Text und Fotos Heinz Habers, RekenAktuell
14.6.2015 Reken. Mehr als 400 Pedalritter bei ,,Reken radelt", was will ein Organisator mehr. Nach den tropischen Temperaturen der Vortage ist es zum Glück kühler geworden, so um die 21 Grad bei leicht bedecktem Himmel. Bessere äußere Bedingungen kann es bei einem Radwandertag überhaupt nicht geben.

Bereits zum 22. Mal fand der vom örtlichen Gemeidnesportverband in Zusammenarbeit mit der Gemeinde veranstaltete Rdwandertag statt. Wehzudenken ist er aus dem Veranstaltugnskalender lange nicht mehr. So verwundert es kaum, dass sich etwas über 400 Pedalritter in die Starterlisten eintragen lassen und sich zwischen 10.30 und 12 Uhr auf den bis zu 40 Kilometer langen Weg zum Endpunkt am Bahnhof in Bahnhof Reken machen. Wahlweise vom Zielort aus, vom Ilex Platz in Groß Reken oder vom Bahnhof in Maria Veen.
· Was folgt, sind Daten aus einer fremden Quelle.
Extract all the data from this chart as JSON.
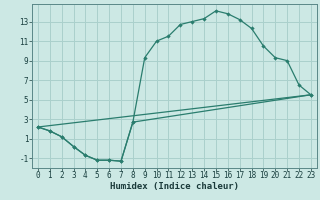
{
  "title": "",
  "xlabel": "Humidex (Indice chaleur)",
  "bg_color": "#cce8e4",
  "grid_color": "#aad0cc",
  "line_color": "#2a7d6e",
  "xlim": [
    -0.5,
    23.5
  ],
  "ylim": [
    -2.0,
    14.8
  ],
  "xticks": [
    0,
    1,
    2,
    3,
    4,
    5,
    6,
    7,
    8,
    9,
    10,
    11,
    12,
    13,
    14,
    15,
    16,
    17,
    18,
    19,
    20,
    21,
    22,
    23
  ],
  "yticks": [
    -1,
    1,
    3,
    5,
    7,
    9,
    11,
    13
  ],
  "curve_upper": [
    [
      0,
      2.2
    ],
    [
      1,
      1.8
    ],
    [
      2,
      1.2
    ],
    [
      3,
      0.2
    ],
    [
      4,
      -0.7
    ],
    [
      5,
      -1.2
    ],
    [
      6,
      -1.2
    ],
    [
      7,
      -1.3
    ],
    [
      8,
      2.7
    ],
    [
      9,
      9.3
    ],
    [
      10,
      11.0
    ],
    [
      11,
      11.5
    ],
    [
      12,
      12.7
    ],
    [
      13,
      13.0
    ],
    [
      14,
      13.3
    ],
    [
      15,
      14.1
    ],
    [
      16,
      13.8
    ],
    [
      17,
      13.2
    ],
    [
      18,
      12.3
    ],
    [
      19,
      10.5
    ],
    [
      20,
      9.3
    ],
    [
      21,
      9.0
    ],
    [
      22,
      6.5
    ],
    [
      23,
      5.5
    ]
  ],
  "curve_lower": [
    [
      0,
      2.2
    ],
    [
      1,
      1.8
    ],
    [
      2,
      1.2
    ],
    [
      3,
      0.2
    ],
    [
      4,
      -0.7
    ],
    [
      5,
      -1.2
    ],
    [
      6,
      -1.2
    ],
    [
      7,
      -1.3
    ],
    [
      8,
      2.7
    ],
    [
      23,
      5.5
    ]
  ],
  "curve_diagonal": [
    [
      0,
      2.2
    ],
    [
      23,
      5.5
    ]
  ],
  "tick_fontsize": 5.5,
  "xlabel_fontsize": 6.5
}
Maike Hölker, Gaby und Bernhard Krampe als Chauffeure sowie Kirsten Kulp, Isabel Schulz und Marko Trenkel als Passagiere haben sich mit Rollfietsen vom Benediktushof aus auf den Kurs begeben, machen in dieser Besetzung zum ersten Mal bei „Reken radelt" mit. Nach ihrer dreistündigen Rundfahrt finden sie nur lobende Worte über die Tour: „Die Strecke ist prima ausgesucht, gut beschildert und vor allen Dingen asphaltiert, so dass wir mit unseren Bikes überhaupt keine Probleme hatten. Angenehm der Zwischenstopp mit Erfrischungsmöglichkeit am Kranenmeer im Reker Feld bei Leblich, und das Unterhaltungsprogramm am Zielort läßt keine Wünsche offen."

Marianne und Heinrich Neumann aus Voerde, begeisterte Dauergäste beim jährlichen Radwandertag in der fahrradfreundlichsten Kommune Deutschlands und mit Auto plus Fahrradträger angereist, verweisen auf die tolle Betreuung: „Man wird mit einem Lachen empfangen, bekommt alle Fragen gerne beantwortet und fühlt sich rundum gut versorgt. Das gilt auch für die Bewirtung." Ein ebenso positives Fazit ziehen Uwe Biermann vom Gemeindesportverband und Angelika Müller von der Rekener Tourist-Info am späten Nachmittag: „Die Stimmung hätte nicht besser sein können. Wichtig, dass es keinen Zwischenfall gab und alle heil in Bahnhof Reken angekommen sind."

Tatsächlich ist auch abseits des Rundkurses eine ganze Menge für Jung und Alt geboten worden. Eine Gratisverlosung mit wertvollen Preisen, eine Familien-Tombola, das Riesenpuzzle der Gemeinde, eine Hüpfburg, der Informationsstand mit Glücksrad des Lokalen Teilhabekreises, eine Buttonmaschine und ein Segway Parcours kamen bei den Teilnehmern sehr gut an. Zudem gab es einen richtigen Ansturm auf eine Fahrrad-Codieraktion unter dem Motto „Kein Fahrrad ohne Nummernschild". Die Beamten der Polizei hatten jedenfalls alle Hände voll zu tun, um die fahrbaren Untersätze der vielen Interessenten zu erfassen und mit den entsprechenden Markierungen auszustatten.